Manifest naming convention. The default naming convention is <corpus-name>_<manifest-type>_<split>.jsonl.gz, i.e., we save the manifests in a compressed JSONL file. Here, <manifest-type> can be recordings, supervisions, etc., and <split> can be train, dev, test, etc. In case the corpus has no such split defined, we can use all as default.

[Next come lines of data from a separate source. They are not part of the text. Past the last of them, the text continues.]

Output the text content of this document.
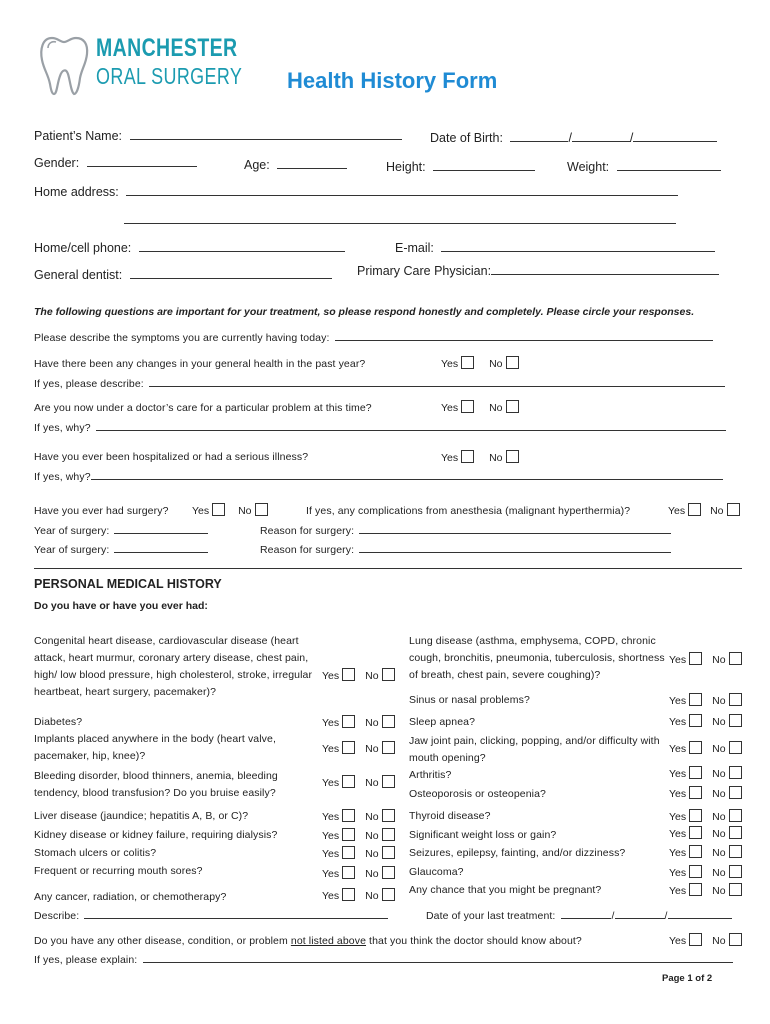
MANCHESTER
ORAL SURGERY Health History Form
Patient’s Name:	Date of Birth:	/	/
Gender:	Age:	Height:	Weight:
Home address:
Home/cell phone:	E-mail:
General dentist:	Primary Care Physician:
The following questions are important for your treatment, so please respond honestly and completely. Please circle your responses.
Please describe the symptoms you are currently having today:
Have there been any changes in your general health in the past year?	Yes	No
If yes, please describe:
Are you now under a doctor’s care for a particular problem at this time?	Yes	No
If yes, why?
Have you ever been hospitalized or had a serious illness?	Yes	No
If yes, why?
Have you ever had surgery? Yes	No	If yes, any complications from anesthesia (malignant hyperthermia)?	Yes No
Year of surgery:	Reason for surgery:
Year of surgery:	Reason for surgery:
PERSONAL MEDICAL HISTORY
Do you have or have you ever had:
Congenital heart disease, cardiovascular disease (heart attack, heart murmur, coronary artery disease, chest pain, high/ low blood pressure, high cholesterol, stroke, irregular heartbeat, heart surgery, pacemaker)?
Yes No
Diabetes?	Yes No
Implants placed anywhere in the body (heart valve, pacemaker, hip, knee)?
Yes No
Bleeding disorder, blood thinners, anemia, bleeding tendency, blood transfusion? Do you bruise easily?
Yes No
Liver disease (jaundice; hepatitis A, B, or C)?	Yes No
Kidney disease or kidney failure, requiring dialysis?	Yes No
Stomach ulcers or colitis?	Yes No
Frequent or recurring mouth sores?	Yes No
Any cancer, radiation, or chemotherapy?	Yes No
Describe:
Lung disease (asthma, emphysema, COPD, chronic cough, bronchitis, pneumonia, tuberculosis, shortness of breath, chest pain, severe coughing)?
Yes No
Sinus or nasal problems?	Yes No
Sleep apnea?	Yes No
Jaw joint pain, clicking, popping, and/or difficulty with mouth opening?
Yes No
Arthritis?	Yes No
Osteoporosis or osteopenia?	Yes No
Thyroid disease?	Yes No
Significant weight loss or gain?	Yes No
Seizures, epilepsy, fainting, and/or dizziness?	Yes No
Glaucoma?	Yes No
Any chance that you might be pregnant?	Yes No
Date of your last treatment:	/	/
Do you have any other disease, condition, or problem not listed above that you think the doctor should know about?	Yes No
If yes, please explain:
Page 1 of 2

Other information, e.g., mic type, language, etc. may be included in the <corpus-name>. Some examples are: cmu-indic_recordings_all.jsonl.gz, ami-ihm_supervisions_dev.jsonl.gz, mtedx-english_recordings_train.jsonl.gz.

Hint

Isolated utterance corpora. Some corpora (like LibriSpeech) come with pre-segmented recordings. In these cases, the ~lhotse.supervision.SupervisionSegment will exactly match the ~lhotse.recording.Recording duration (and there will likely be exactly one segment corresponding to any recording).

Hint

Conversational corpora. Corpora with longer recordings (e.g. conversational, like Switchboard) should have exactly one ~lhotse.audio.Recording object corresponding to a single conversation/session, that spans its whole duration. Each speech segment in that recording should be represented as a ~lhotse.supervision.SupervisionSegment with the same recording_id value.

Hint

Multi-channel corpora. Corpora with multiple channels for each session (e.g. AMI) should have a single ~lhotse.audio.Recording with multiple ~lhotse.audio.AudioSource objects --each corresponding to a separate channel. Remember to make the ~lhotse.supervision.SupervisionSegment objects correspond to the right channels!